カウチサーフィンをやってる人は、圧倒的にサーファーの方が多い。
「自分の家に他人は泊めないけど、自分が旅行する時には泊めてもらいたい」、
という人がほとんどだ。
その理由の一つとして、
「私は両親と同居してるので、ホストすることはできません。
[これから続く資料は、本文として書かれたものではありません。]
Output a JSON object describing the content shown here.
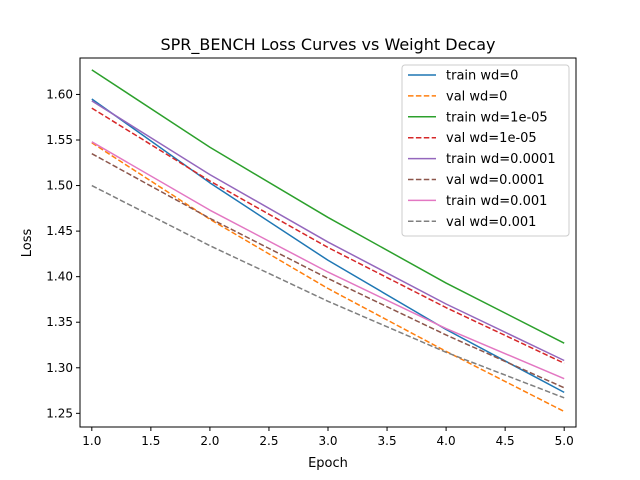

」
というのがある。
確かにその通りかもしれない。
そう考えると、メイサンの両親って懐が深いよな。
だって、私のような、どこの馬の骨ともわからないおっさんを家に泊めてくれるのだから。
年頃の娘がいるというのに。
デザートを食べ終えた後、彼女の家族は車で家に帰っていきました。
私とメイサンは歩いて帰ります。
数時間後には、日本へ向かう飛行機が飛び立ちます。
残された時間はあとわずか。
そう考えると、急に何もかもが愛おしくなってきました。
生温かい風、物干しざおの突き出た高層住宅、そしてメイサン。
なんだか今日は、一緒に歩くのが照れくさい。
どうしてだろう?
彼女と知り合ってから、もう、ずいぶん経つというのに。
道路の向かい側に、見覚えのある店が見えてきました。
メイサンは私の方へ振り向きながら
「ここ、覚えてる?」
と聞いてきます。
もちろん覚えてるさ。
初めてシンガポールに来た夜、空港からのドライブの途中で立ち寄った店だ。
あれからもう3か月も経つのか。

空港まで見送りに来てくれたメイサンは別れ際、
ぎゅううううっ、と抱きしめてきました。
声にならない吐息も漏れ聞こえてきます。
私も抱きしめ返そうとしたのですが、メイサンの力があまりにも強過ぎて、腕に力が入りません。
「どうしてメイサンはあんなに真剣な表情をしてたのだろう」
日本へ向かう飛行機の中で、ずっと考えていました。
大阪とシンガポールの間には、格安航空会社が就航することになりました。
メイサンは冬に日本にやって来る、とも言っています。
だから私は彼女との別れもそれほど悲しくはありませんでした。
でも、メイサンは感じていたのかもしれません。
私たちはもう二度と会えない、ということを。